Economic Insecurity Is Becoming the New Hallmark of Old Age

The United States is in the early stages of a crippling retirement crisis. Nearly half of all private-sector employees in the country—some 58 million people—had no company-sponsored retirement plan in 2018. As recently as 1999, only 39 percent of retiring workers were in this predicament. The retirement situation in the United States isn’t just bad; it’s getting worse with each passing year.

The crisis engulfs all kinds of workers: blue-collar teamsters, high-skilled professionals working for profitable corporations like Verizon and United Airlines, and public-sector civil servants in cities plagued by budget crises (read: Detroit). Many have lost their health insurance and pension benefits—and in some places, they’ve even been ordered to return payments that were miscalculated by pension authorities years in the past. An increasing number of people now work at jobs that never offered pension plans in the first place.

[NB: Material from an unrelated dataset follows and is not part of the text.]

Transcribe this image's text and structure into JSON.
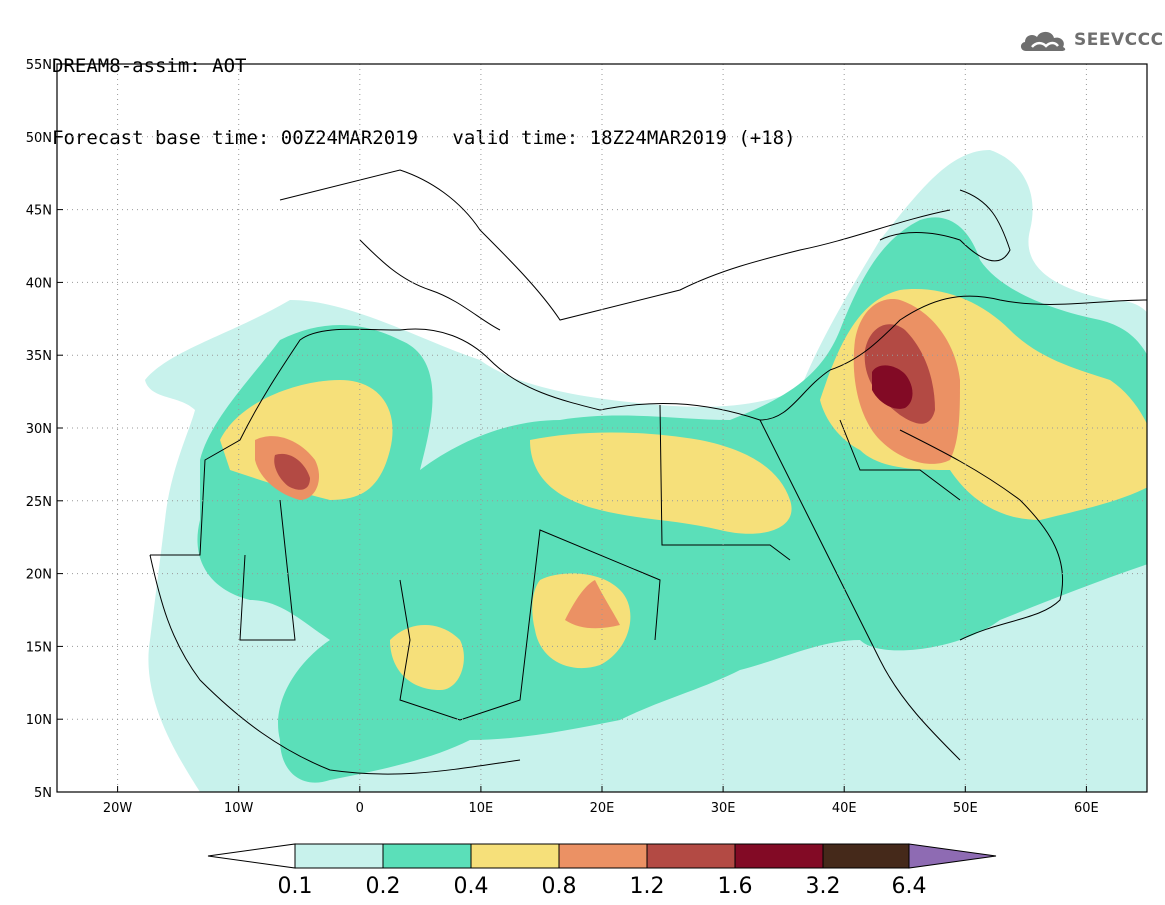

Pensions are regarded by most workers as among the most binding of all promises—a compact between themselves and their employers, sealed by years of labor. Americans assign to government the responsibility for protecting this sacred compact from any temptation by companies to raid retirement accounts for their own purposes. Increasingly, though, this once-unbreakable promise has become discretionary: Employers can abandon it when the stock market falters, when a firm goes through financial reorganization, or simply when shareholders demand higher profits. Insecurity is becoming the standard of older age in this country.